First of all, can anyone explain what “Meme” stands for? Is it short for a word that starts with Meme? Is there any word that starts with Meme? Or does it simply mean Me! Me!? Please don’t explain it to me–these are just rhetorical questions. Why? Because sometimes knowing less about something makes it all that more fun as you learn about it.
But before we get into the meme that was thrust upon
generously shared with me by Dad To Two, I want to thank Kim, the Progressive Girl over at A World of Progress
for sending some blog lovin’ my way in the form of a super sized multi-award blog award. Wow. That was a mouthful! Anyway, she received 4 blog awards at once and grouped them into one super duper award and she has included me as a recipient! Go check out her blog. Read it. Follow it. You’ll be glad you did.
I am supposed to pass on these awards to my fellow bloggers but I’ve got my own little system in place for that, my semi-regular “You’re Appreciated” post. Don’t think I’m ungreatful or unsharing (is that a word?) because I haven’t named anyone else for these awards. I plan to do a “You’re Appreciated” post soon so I’ll be serving up some extra blog lovin’ real soon.
My buddy over at Dad To Two
has kindly hit me with a Bookworm Meme. Fortunately, I have tons of books right near my computer. I picked the bookcase that was a little bit further away, closed my eyes, (knocked over a nick-nack and a photo of my close friend’s son) and I grabbed the first book I felt. Here’s how it is supposed to work:
1. Grab the nearest book.
2. Open the book to page 56.
3. Find the fifth sentence.
4. Post the text of the next two to five sentences.
5. Don’t dig for your favorite book, the cool book or the intellectual one. Pick the Closest.
6. Tag five people to do the same.
Ok so here is page 56 starting with the fifth sentence:
“He flocked back to a page headed NATURAL RESOURCES, and under SILVER read: ‘No silver had been mined in Uberwald since the Diet of Bugs in AM1880, and the possession of the metal is technically illegal.’ There was no explanation. He made a note to ask Inigo. After all, where you got werewolves, didn’t you need silver? And things must have been pretty bad if everyone had to eat insects.”
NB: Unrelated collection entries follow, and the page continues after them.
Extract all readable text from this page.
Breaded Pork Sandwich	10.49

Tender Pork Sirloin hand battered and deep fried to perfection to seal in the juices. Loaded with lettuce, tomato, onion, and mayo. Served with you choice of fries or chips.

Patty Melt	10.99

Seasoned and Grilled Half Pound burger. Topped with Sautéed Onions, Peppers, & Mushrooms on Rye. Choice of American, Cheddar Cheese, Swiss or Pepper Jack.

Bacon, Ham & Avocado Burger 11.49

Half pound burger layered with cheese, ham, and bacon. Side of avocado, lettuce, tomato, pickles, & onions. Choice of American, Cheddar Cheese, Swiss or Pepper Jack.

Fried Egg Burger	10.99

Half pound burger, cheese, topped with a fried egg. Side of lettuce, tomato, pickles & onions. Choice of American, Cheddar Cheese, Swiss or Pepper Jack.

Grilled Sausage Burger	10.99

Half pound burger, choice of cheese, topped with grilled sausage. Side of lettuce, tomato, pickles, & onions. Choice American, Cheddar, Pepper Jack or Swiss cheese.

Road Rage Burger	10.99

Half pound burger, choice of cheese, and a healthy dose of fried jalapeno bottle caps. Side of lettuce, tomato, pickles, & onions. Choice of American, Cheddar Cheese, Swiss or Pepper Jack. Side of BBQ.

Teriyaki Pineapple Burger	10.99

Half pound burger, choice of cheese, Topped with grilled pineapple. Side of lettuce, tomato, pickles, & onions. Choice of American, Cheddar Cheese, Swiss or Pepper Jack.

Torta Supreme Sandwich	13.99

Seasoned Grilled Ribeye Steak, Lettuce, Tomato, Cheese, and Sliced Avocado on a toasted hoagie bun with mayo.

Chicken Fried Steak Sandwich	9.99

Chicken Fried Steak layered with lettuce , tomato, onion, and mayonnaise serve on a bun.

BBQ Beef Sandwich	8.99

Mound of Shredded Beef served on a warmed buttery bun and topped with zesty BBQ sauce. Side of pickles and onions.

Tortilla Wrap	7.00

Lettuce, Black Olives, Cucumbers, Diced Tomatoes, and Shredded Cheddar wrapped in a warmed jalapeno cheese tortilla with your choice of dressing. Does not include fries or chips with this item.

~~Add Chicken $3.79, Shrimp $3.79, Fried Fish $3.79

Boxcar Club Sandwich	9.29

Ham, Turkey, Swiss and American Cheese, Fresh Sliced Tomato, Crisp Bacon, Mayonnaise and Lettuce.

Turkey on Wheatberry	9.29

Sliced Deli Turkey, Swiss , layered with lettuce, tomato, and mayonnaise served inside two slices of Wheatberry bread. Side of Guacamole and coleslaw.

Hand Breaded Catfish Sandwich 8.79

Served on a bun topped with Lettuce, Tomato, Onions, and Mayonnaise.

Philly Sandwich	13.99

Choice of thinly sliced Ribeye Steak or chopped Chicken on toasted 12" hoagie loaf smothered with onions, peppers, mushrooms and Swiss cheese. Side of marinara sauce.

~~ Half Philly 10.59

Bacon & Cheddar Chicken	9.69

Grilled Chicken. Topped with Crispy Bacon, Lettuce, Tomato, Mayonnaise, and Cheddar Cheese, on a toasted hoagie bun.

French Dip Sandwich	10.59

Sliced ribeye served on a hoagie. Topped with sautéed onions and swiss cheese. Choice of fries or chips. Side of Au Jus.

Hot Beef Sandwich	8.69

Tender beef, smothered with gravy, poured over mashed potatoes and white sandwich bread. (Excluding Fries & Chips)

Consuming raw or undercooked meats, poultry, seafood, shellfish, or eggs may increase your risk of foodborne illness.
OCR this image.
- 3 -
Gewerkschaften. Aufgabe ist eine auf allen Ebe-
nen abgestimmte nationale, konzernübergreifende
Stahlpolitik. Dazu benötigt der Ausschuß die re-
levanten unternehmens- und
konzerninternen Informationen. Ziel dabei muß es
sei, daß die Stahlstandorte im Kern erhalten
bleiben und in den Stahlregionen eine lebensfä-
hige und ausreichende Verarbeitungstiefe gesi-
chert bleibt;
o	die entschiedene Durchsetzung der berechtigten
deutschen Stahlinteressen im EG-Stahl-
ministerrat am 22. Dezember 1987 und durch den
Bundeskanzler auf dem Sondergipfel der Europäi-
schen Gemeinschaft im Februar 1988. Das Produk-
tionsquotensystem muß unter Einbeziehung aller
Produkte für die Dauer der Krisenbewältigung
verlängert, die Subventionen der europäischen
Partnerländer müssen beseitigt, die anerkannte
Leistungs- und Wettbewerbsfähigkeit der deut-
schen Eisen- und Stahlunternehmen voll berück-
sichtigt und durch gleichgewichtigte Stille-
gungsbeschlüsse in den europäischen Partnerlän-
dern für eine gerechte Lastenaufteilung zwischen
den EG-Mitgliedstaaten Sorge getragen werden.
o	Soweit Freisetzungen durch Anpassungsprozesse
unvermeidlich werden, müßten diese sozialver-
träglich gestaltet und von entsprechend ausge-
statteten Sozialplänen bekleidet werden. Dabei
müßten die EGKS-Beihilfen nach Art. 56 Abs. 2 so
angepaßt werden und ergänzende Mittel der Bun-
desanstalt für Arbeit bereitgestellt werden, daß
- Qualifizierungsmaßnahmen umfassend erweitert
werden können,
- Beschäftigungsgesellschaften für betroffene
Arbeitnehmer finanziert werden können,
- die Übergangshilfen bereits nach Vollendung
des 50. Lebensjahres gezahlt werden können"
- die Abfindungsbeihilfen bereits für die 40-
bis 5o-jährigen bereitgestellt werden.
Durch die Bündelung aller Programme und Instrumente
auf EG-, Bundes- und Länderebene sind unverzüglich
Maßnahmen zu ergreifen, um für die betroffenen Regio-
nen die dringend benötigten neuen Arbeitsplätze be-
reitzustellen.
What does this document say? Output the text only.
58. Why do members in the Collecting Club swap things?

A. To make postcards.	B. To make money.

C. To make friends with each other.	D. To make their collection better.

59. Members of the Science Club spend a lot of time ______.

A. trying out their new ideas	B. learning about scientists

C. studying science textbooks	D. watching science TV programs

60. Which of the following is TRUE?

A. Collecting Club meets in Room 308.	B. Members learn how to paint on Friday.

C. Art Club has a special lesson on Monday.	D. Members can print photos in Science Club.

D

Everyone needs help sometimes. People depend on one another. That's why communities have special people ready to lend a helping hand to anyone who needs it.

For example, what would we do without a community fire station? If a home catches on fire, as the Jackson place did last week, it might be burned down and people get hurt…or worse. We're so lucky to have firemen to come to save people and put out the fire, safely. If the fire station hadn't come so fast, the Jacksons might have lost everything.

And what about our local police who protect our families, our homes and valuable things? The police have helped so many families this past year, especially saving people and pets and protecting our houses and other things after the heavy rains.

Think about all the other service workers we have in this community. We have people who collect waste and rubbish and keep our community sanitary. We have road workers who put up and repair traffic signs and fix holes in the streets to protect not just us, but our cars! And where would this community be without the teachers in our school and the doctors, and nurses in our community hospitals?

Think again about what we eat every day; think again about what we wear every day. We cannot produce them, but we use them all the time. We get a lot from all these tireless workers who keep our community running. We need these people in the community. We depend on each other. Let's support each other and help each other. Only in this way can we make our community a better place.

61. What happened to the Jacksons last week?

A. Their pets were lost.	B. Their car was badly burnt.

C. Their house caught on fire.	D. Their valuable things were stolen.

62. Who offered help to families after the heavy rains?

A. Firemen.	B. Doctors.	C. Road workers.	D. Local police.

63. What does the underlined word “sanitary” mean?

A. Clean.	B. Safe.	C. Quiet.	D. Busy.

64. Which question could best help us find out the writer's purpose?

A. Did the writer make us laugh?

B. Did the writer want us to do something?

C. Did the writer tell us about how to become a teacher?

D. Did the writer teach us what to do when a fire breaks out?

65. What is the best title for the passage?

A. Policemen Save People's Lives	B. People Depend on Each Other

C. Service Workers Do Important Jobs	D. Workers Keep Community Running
I’d be really interested if anyone out there can figure out what book this is from. Anyway, if you think you know or even if you don’t, post a comment. And now to torture forward this to 5 fellow bloggers:
1. Mongolian Girl over at The Cusp
– Anyone who plays with chainsaws AND wants to have dinner with Linda and me is OK in my book. And I loved Angie Dickenson…
2. Angie over at My Pretty Purse
– Angie has the girliest girl blog I’ve seen in a while. It’s cute and adorable and oh so girly. Plus she asked me for Martini advice! I love people who love martinis!
3. The Verbal Warrior over at Read Between My Lines
– This chickie-poo ( I can use sexist names like that cause I’m gay
. It’s one of the perks.) actually reads. Plus anyone who drinks 3 cups of coffee and posts hot pictures of a guy named Dean on her blog is my kinda gal. And she likes my blog. She really likes it. (Ok, so Sally Fields I’m not!)
4. The Dude from People In the Sun – This guy actually worked in a bookstore when he lived in England and he blogs about his mother. Well, he finally blogged about his mother after she discovered his blog and her absence from it. Bet he did her proud and even posted a pic of them together.
5. The Country Wife over at Country Life with Country Wife – She thinks I’m hot! Let me say that again, “She thinks I’m hot!’ What ever you do, Country Wife, don’t look at that recent picture of me at Cork Restaurant. You’ll see I’ve gained a little weight. And even better than thinking I’m hot, she has a widget on her blog that says, I Love My Lesbian Daughter. Actually, the word “love” is represented by a rainbow heart. Country Wife, you rock!
Lastly, it’s 10:10 pm on 11/23/08 and my daughter is turning 29 tomorrow. I cannot believe it. I still feel like I’m 16 so how can I have a daughter who is going to be 29? I put some of her gifts in a gift bag that had “THIRTY” written across both sides in big letters. I then wrote across the “thirty” in black marker, “NOT YET.” I hope she sees the humor in that.